I should also point out that many ballet lovers demand that a ballet video should show the entire body of the dancers as much a possible. That's why the dance Wonk Worksheet divides the clips into 5 categories: 2 with whole bodies of the dancers and 3 other categories of part-body shots. In subject La Dame, only 11% of the film shows the whole stage, and only 52% show whole bodies. About half of the shots are made much closer to the action that any audience member will ever get. In contrast, the other ballets titles mentioned above have almost 90% whole body shots.
So is something wrong with La Dame? Well, maybe not. Many of the other ballets I've scored with the Worksheet were either abstract (McGregor) or simple-story-line dance spectaculars. La Dame is based on a actual young woman who became famous through a book and and an opera. Her story involves a number of interesting characters living in a real environment where they make choices with pyschological and moral dimensions to consider.
So Neumeier presents us with a (more or less) modern drama. His main medium is, ofexteme course, dance. But he also requires his characters to act and to get across messages that we normally associate with literature, stage plays, and movies—except his actors can't speak! And Neumeier oftens freshens things up with new subplots, changes to the inherited story, flashbacks and the like. This is a huge challenge to the dancers and the live audience. To Neumeier, telling the story is Job 1 and ballet pageantry is not so important. (He doesn't even have a full Petipa-style white corps in his compact Hamburg company.)

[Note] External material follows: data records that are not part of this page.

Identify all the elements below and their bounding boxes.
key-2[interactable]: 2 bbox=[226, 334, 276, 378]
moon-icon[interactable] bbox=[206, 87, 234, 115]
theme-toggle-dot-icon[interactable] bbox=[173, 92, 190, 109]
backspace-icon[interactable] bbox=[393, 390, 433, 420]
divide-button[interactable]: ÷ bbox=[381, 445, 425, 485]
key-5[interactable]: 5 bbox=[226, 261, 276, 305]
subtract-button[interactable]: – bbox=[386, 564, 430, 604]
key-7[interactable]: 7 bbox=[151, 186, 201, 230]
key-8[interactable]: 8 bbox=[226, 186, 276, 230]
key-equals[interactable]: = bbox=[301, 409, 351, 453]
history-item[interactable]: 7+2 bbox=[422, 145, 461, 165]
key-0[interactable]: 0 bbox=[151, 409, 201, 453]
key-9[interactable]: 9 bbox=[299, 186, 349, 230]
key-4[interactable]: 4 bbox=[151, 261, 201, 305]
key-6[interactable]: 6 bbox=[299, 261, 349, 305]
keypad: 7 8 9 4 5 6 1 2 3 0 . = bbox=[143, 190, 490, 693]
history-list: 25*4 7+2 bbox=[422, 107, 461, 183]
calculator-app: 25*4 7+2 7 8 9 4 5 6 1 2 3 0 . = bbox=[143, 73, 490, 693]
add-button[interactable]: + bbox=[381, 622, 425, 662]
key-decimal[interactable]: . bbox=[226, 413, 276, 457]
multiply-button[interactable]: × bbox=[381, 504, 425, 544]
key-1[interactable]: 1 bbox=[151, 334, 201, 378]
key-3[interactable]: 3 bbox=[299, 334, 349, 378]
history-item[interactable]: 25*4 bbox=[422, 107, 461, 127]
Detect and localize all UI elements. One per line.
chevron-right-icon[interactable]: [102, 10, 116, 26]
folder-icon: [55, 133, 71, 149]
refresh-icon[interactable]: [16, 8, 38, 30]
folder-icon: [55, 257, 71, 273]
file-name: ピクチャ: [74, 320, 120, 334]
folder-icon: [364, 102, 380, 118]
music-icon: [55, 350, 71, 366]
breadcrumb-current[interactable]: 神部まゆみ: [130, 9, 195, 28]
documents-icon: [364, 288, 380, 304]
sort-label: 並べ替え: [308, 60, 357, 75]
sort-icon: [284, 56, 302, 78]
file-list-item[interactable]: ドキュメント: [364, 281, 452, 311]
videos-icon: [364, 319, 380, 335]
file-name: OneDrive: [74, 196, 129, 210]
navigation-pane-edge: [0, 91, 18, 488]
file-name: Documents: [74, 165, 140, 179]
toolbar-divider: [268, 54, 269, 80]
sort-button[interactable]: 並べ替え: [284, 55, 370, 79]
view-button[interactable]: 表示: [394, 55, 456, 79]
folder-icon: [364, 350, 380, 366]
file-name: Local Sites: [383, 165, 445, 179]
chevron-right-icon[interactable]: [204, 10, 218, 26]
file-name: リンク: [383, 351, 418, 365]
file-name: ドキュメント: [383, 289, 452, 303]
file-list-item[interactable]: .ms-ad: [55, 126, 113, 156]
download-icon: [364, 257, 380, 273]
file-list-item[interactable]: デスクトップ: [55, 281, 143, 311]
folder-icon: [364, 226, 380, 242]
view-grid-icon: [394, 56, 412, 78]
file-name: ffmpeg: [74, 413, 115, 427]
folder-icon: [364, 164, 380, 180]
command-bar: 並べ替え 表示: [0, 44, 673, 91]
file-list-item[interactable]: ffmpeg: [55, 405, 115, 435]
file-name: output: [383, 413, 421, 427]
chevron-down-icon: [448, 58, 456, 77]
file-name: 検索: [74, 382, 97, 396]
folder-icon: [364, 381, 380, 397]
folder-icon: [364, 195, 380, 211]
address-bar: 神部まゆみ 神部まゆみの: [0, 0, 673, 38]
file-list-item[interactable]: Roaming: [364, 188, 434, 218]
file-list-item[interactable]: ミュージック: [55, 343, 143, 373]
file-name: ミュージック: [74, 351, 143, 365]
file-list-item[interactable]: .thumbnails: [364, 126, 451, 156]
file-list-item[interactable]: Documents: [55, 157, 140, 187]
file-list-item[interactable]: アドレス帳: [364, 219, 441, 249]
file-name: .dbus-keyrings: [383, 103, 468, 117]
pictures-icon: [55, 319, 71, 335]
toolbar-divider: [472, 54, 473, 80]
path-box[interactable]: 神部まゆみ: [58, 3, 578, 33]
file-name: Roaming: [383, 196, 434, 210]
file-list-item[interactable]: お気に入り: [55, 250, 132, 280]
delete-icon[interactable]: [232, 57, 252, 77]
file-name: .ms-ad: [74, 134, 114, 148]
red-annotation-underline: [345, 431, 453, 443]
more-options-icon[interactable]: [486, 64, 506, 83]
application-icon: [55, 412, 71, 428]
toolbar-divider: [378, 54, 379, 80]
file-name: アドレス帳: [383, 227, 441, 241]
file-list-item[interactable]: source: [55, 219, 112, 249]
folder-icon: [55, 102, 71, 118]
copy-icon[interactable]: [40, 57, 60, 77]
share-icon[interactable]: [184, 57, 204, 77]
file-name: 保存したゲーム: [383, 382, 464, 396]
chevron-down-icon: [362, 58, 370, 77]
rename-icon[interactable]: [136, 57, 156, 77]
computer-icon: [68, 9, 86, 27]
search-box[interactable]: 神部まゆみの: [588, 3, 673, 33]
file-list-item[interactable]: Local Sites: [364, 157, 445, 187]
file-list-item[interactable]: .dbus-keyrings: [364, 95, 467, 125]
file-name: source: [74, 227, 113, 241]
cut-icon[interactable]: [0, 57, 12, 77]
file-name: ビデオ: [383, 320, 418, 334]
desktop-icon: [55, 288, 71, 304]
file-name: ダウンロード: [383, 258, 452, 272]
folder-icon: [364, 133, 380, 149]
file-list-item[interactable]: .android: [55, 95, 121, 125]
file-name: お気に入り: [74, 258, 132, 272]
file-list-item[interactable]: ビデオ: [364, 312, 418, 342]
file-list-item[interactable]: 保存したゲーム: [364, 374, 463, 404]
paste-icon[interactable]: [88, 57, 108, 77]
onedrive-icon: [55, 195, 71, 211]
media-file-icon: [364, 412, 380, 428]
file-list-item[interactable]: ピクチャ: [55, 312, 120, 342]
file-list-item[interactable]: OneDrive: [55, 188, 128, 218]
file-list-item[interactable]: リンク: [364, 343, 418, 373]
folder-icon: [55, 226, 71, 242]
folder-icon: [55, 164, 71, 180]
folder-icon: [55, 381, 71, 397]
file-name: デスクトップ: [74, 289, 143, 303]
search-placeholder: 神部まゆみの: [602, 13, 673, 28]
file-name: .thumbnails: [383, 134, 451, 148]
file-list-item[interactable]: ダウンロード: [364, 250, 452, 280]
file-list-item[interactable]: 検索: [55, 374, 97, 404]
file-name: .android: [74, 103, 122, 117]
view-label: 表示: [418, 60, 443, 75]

When Gerard Mortier got Neumeier to do La Dame with the Paris Opera Ballet, it was a wonderful opportunity for ballet lovers in Paris to see a splendid live show. How many lucky spectators got to see this? Not many. But I think Neumeier and Grimm were determined to take advantage of this production to make the best video they could on the big Garnier stage with state-of-the-art gear in 2008. They knew the 1080i cameras could not make whole-stage (or even half-stage) shots with excellent resolution. So they went all in for part-stage-whole-body shots alternating with torso and extreme-close-up views that would let them tell their story well. And the closer you get, the shorter the clips must be.
So I conclude this A+ video was done as well as possible in 2008. But the pace is too fast to give this a 💓 award. Let's hope Neumeier gets another opportunity to shoot this in 4K, which should let him tell the story well with fewer and longer-range clips. Good luck on finding another Marguerite who can dance and act as well as Letestu.